Sur la demande de dommages et intérêts présentée par monsieur [A] [P]
Le tribunal a accueilli la demande de monsieur [A] [P] à hauteur de la somme de 3 952 euros considérant que les préjudices suivants étaient la conséquence de l’empiètement du fossé : abattage du pin, remplacement du skimmer de la piscine, plan topographique du cabinet Bbass et constat d’huissier.
Monsieur [A] [P] fait valoir que le risque de glissement de terres n’est pas dû aux travaux de remblais qu’il a réalisés en 2009 mais aux travaux de la SARL Promecia sur le fossé, l’abaissement de la parcelle du promoteur ayant accentué les pentes de ses terres. Selon lui, le risque de glissement est uniquement imputable à la SARL Promecia laquelle, en empiétant sur le dessous de son terrain, a nécessairement opéré une modification du dessus de ce dernier. Il souligne avoir dû faire abattre un arbre dont l’enracinement était fragilisé et faire procéder à la pose d’une clôture provisoire pour prévenir tout risque de chute. Selon lui, les fissures apparues dans sa piscine autour des skimmers sont également la conséquence des travaux réalisés par la SARl Promecia.
Toutefois, conformément à ce que soutiennent les appelants, l’expert judiciaire a précisé clairement que les risques de glissement provoqués par l’aménagement du fossé semblaient pratiquement inexistants (page 11 du rapport d’expertise), de sorte qu’il n’est pas démontré que les préjudices invoqués seraient imputables aux travaux réalisés par la SARL Promecia, et ce alors que l’expert indique clairement que les remblaiements réalisés par monsieur [A] [P] autour de sa piscine peuvent avoir causé les glissements invoqués.
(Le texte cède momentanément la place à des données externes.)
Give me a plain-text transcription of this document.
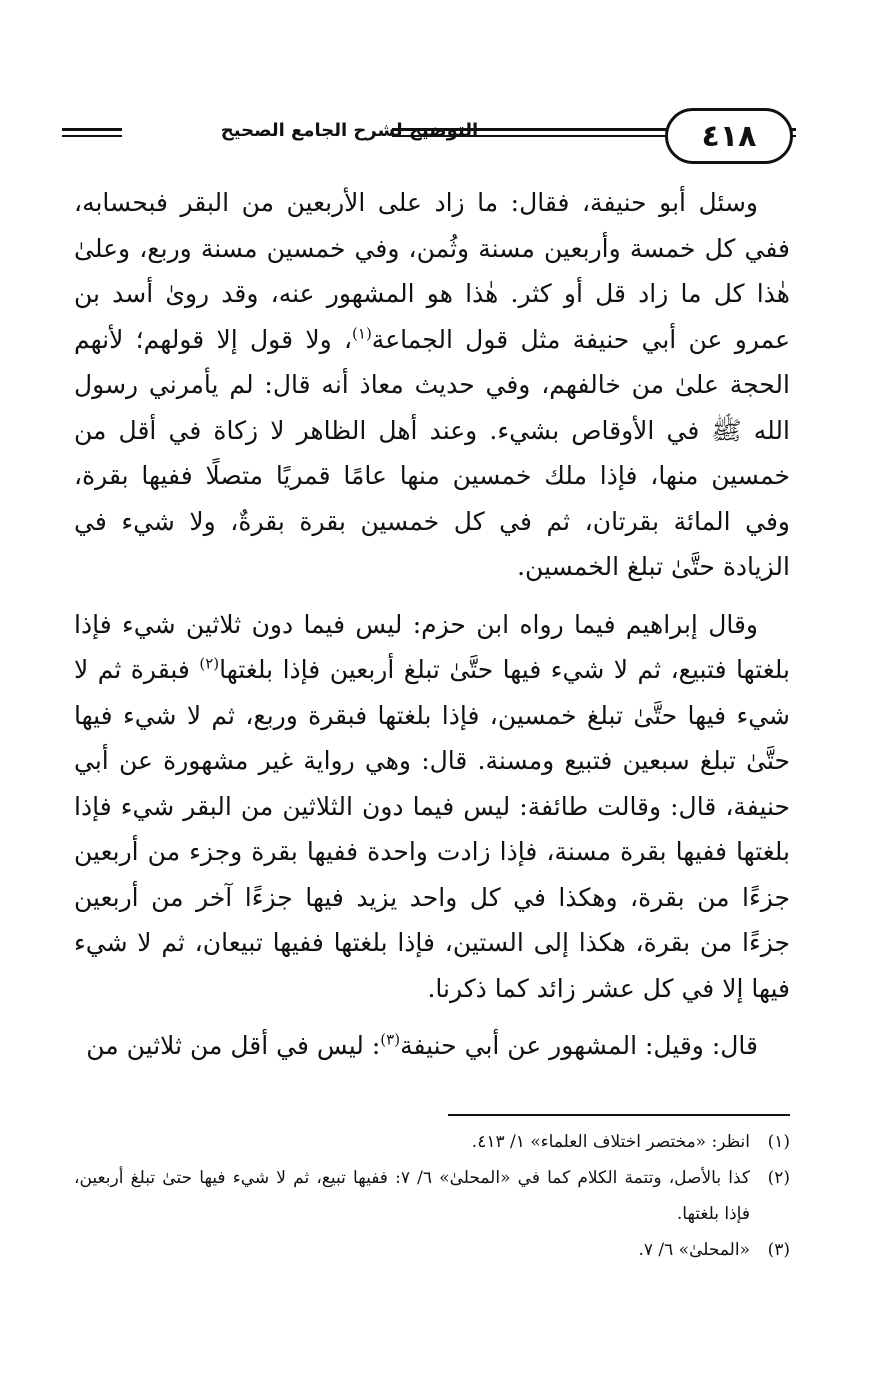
٤١٨
التوضيح لشرح الجامع الصحيح

وسئل أبو حنيفة، فقال: ما زاد على الأربعين من البقر فبحسابه، ففي كل خمسة وأربعين مسنة وثُمن، وفي خمسين مسنة وربع، وعلىٰ هٰذا كل ما زاد قل أو كثر. هٰذا هو المشهور عنه، وقد روىٰ أسد بن عمرو عن أبي حنيفة مثل قول الجماعة$^{(١)}$، ولا قول إلا قولهم؛ لأنهم الحجة علىٰ من خالفهم، وفي حديث معاذ أنه قال: لم يأمرني رسول الله ﷺ في الأوقاص بشيء. وعند أهل الظاهر لا زكاة في أقل من خمسين منها، فإذا ملك خمسين منها عامًا قمريًا متصلًا ففيها بقرة، وفي المائة بقرتان، ثم في كل خمسين بقرة بقرةٌ، ولا شيء في الزيادة حتَّىٰ تبلغ الخمسين.

وقال إبراهيم فيما رواه ابن حزم: ليس فيما دون ثلاثين شيء فإذا بلغتها فتبيع، ثم لا شيء فيها حتَّىٰ تبلغ أربعين فإذا بلغتها$^{(٢)}$ فبقرة ثم لا شيء فيها حتَّىٰ تبلغ خمسين، فإذا بلغتها فبقرة وربع، ثم لا شيء فيها حتَّىٰ تبلغ سبعين فتبيع ومسنة. قال: وهي رواية غير مشهورة عن أبي حنيفة، قال: وقالت طائفة: ليس فيما دون الثلاثين من البقر شيء فإذا بلغتها ففيها بقرة مسنة، فإذا زادت واحدة ففيها بقرة وجزء من أربعين جزءًا من بقرة، وهكذا في كل واحد يزيد فيها جزءًا آخر من أربعين جزءًا من بقرة، هكذا إلى الستين، فإذا بلغتها ففيها تبيعان، ثم لا شيء فيها إلا في كل عشر زائد كما ذكرنا.

قال: وقيل: المشهور عن أبي حنيفة$^{(٣)}$: ليس في أقل من ثلاثين من

(١)
انظر: «مختصر اختلاف العلماء» ١/ ٤١٣.
(٢)
كذا بالأصل، وتتمة الكلام كما في «المحلىٰ» ٦/ ٧: ففيها تبيع، ثم لا شيء فيها حتىٰ تبلغ أربعين، فإذا بلغتها.
(٣)
«المحلىٰ» ٦/ ٧.
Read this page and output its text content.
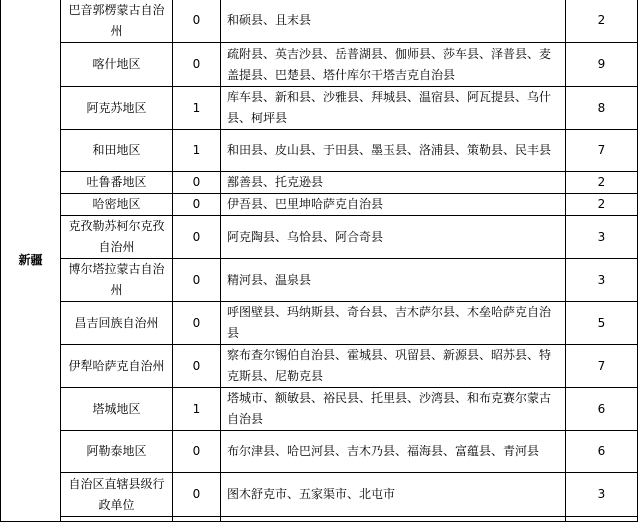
新疆	巴音郭楞蒙古自治州	0	和硕县、且末县	2
	喀什地区	0	疏附县、英吉沙县、岳普湖县、伽师县、莎车县、泽普县、麦盖提县、巴楚县、塔什库尔干塔吉克自治县	9
	阿克苏地区	1	库车县、新和县、沙雅县、拜城县、温宿县、阿瓦提县、乌什县、柯坪县	8
	和田地区	1	和田县、皮山县、于田县、墨玉县、洛浦县、策勒县、民丰县	7
	吐鲁番地区	0	鄯善县、托克逊县	2
	哈密地区	0	伊吾县、巴里坤哈萨克自治县	2
	克孜勒苏柯尔克孜自治州	0	阿克陶县、乌恰县、阿合奇县	3
	博尔塔拉蒙古自治州	0	精河县、温泉县	3
	昌吉回族自治州	0	呼图壁县、玛纳斯县、奇台县、吉木萨尔县、木垒哈萨克自治县	5
	伊犁哈萨克自治州	0	察布查尔锡伯自治县、霍城县、巩留县、新源县、昭苏县、特克斯县、尼勒克县	7
	塔城地区	1	塔城市、额敏县、裕民县、托里县、沙湾县、和布克赛尔蒙古自治县	6
	阿勒泰地区	0	布尔津县、哈巴河县、吉木乃县、福海县、富蕴县、青河县	6
	自治区直辖县级行政单位	0	图木舒克市、五家渠市、北屯市	3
Dans ces conditions, le lien entre les travaux réalisés par la SARL Promecia et les préjudices invoqués n’est pas démontré et monsieur [A] [P] sera débouté de ses demandes, le jugement étant infirmé sur ce point.
Sur les frais irrépétibles non compris dans les dépens et les dépens
Eu égard à l’issue du litige et à la réalité de l’empiètement, le jugement sera confirmé et la SARL Promecia sera condamnée aux dépens d’appel et à payer à monsieur [A] [P] la somme de 2 500 euros en application des dispositions de l’article 700 du code de procédure civile.
PAR CES MOTIFS
La cour,
Déboute monsieur [A] [P] de sa demande tendant à voir écarter des débats les conclusions des appelants signifiées le 22 mai 2025 et leurs pièces 5 et 6 ;
Confirme le jugement rendu le 14 avril 2021 par le tribunal judiciaire de Montpellier sauf en ce qu’il a condamné la SARL Promecia à payer à monsieur [A] [P] la somme de 3 952 euros à titre de dommages et intérêts ;
Statuant du chef infirmé et y ajoutant,
Déboute la SARL Promecia de sa demande tendant à la condamnation de monsieur [A] [P] à lui rembourser la moitié du coût des travaux effectués et monsieur [A] [P] de ses demandes de suppression d’ouvrage, de travaux de remise en état et de dommages et intérêts ;
Condamne la SARL Promecia à payer à monsieur [A] [P] la somme de 2 500 euros en application des dispositions de l’article 700 du code de procédure civile ;
Condamne la SARL Promecia aux dépens d’appel.